This special track focuses on advancing human-AI interaction with explainable artificial intelligence (XAI) systems by integrating traditional XAI techniques with diverse external knowledge sources. Hybrid human-AI decision-making, central to this exploration, refers to a collaborative framework in which humans and AI systems jointly contribute to the analysis, evaluation, and resolution of decision-making tasks. This synergy leverages the complementary strengths of humans—such as domain expertise, intuition, ethical reasoning, and contextual understanding—with AI’s capabilities, including data processing, pattern recognition, and predictive modeling. In particular, the track emphasizes hybrid decision-making systems that deliver accurate predictions and provide contextually meaningful explanations tailored to diverse user needs. These systems combine structured knowledge bases, unstructured data, and multidisciplinary approaches to create a framework for explanation. Structured knowledge bases ensure consistency and reliability by offering formal, organized explanations. Unstructured knowledge, derived from text, images, and domain-specific insights, adds nuanced, adaptable explanations that address real-world complexities. A multidisciplinary perspective bridges these methods, focusing on user-centric design to ensure that explanations are accessible, transparent, and actionable for varied audiences, including experts, novices, and interdisciplinary stakeholders.

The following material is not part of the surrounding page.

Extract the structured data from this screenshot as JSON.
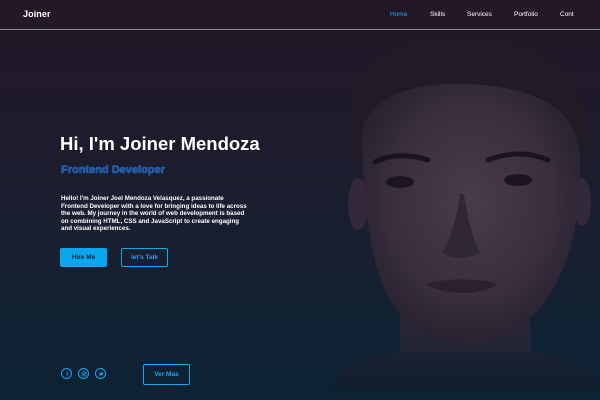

By addressing challenges in data integration, context awareness, and explanation personalization, this track highlights how explainable hybrid systems can enhance decision quality, foster trust, and ensure ethical accountability. Submissions are encouraged to present innovative methodologies and studies that advance systems capable of explaining “how” decisions are made and “why” they matter, enabling transparent and collaborative human-AI interaction.

  • Frameworks and techniques for human-AI interaction and hybrid systems, including counterfactual reasoning and example-based explanations.
  • Explaining complex decision chains in Human-xAI hybrid systems (e.g., behavioural and psychometric analysis of users)
  • Knowledge-injected explanations (e.g., domain-specific and actionable explanations through ontologies)
  • Strategies for increasing user trust (e.g., confidence interval visualizations, uncertainty heatmaps)
  • Case studies, applications and challenges for Explainable hybrid systems in critical sectors
  • Post-hoc eXplanation techniques for Learning-to-Defer systems
  • Interpretable models for Learning-to-Defer approaches to build Human-AI teams
  • Explainable Learning-to-Reject and selective classification
  • Formal methods for verifiable hybrid decision systems (e.g., symbolic reasoning, and decision boundary visualizations)
  • Bias mitigation in hybrid decision systems (e.g., counterfactual fairness analysis, fairness-aware optimization of explanations)
  • Explainable Active Learning (e.g., feedback-driven iterative refinement of decision boundaries)
  • eXplainability-based Interactive Learning Algorithms (e.g., interactive counterfactual scenarios).
  • Novel methods for Causal Evaluation of Explanation Effects in human-AI interaction
  • Explanations for Continual Learning settings with Human-in-the-loop
  • Uncertainty-Aware Explanation methods and Uncertainty Quantification (including novel visualization techniques)
  • Customizable, Interactive and Adaptive User-driven eXplanations
  • Cognitive and Behavioural Foundations of eXplainable AI
  • Empirical user studies on eXplanations for human-AI collaboration (e.g., trust assessments, cognitive load analysis)
  • Evaluation metrics for explainability in hybrid decision-making (e.g., understandability scores, usability, evaluating automation bias)
  • Ethical, legal, societal implications of eXplainable hybrid decision-making (e.g., novel Algorithmic Impact Assessment strategies)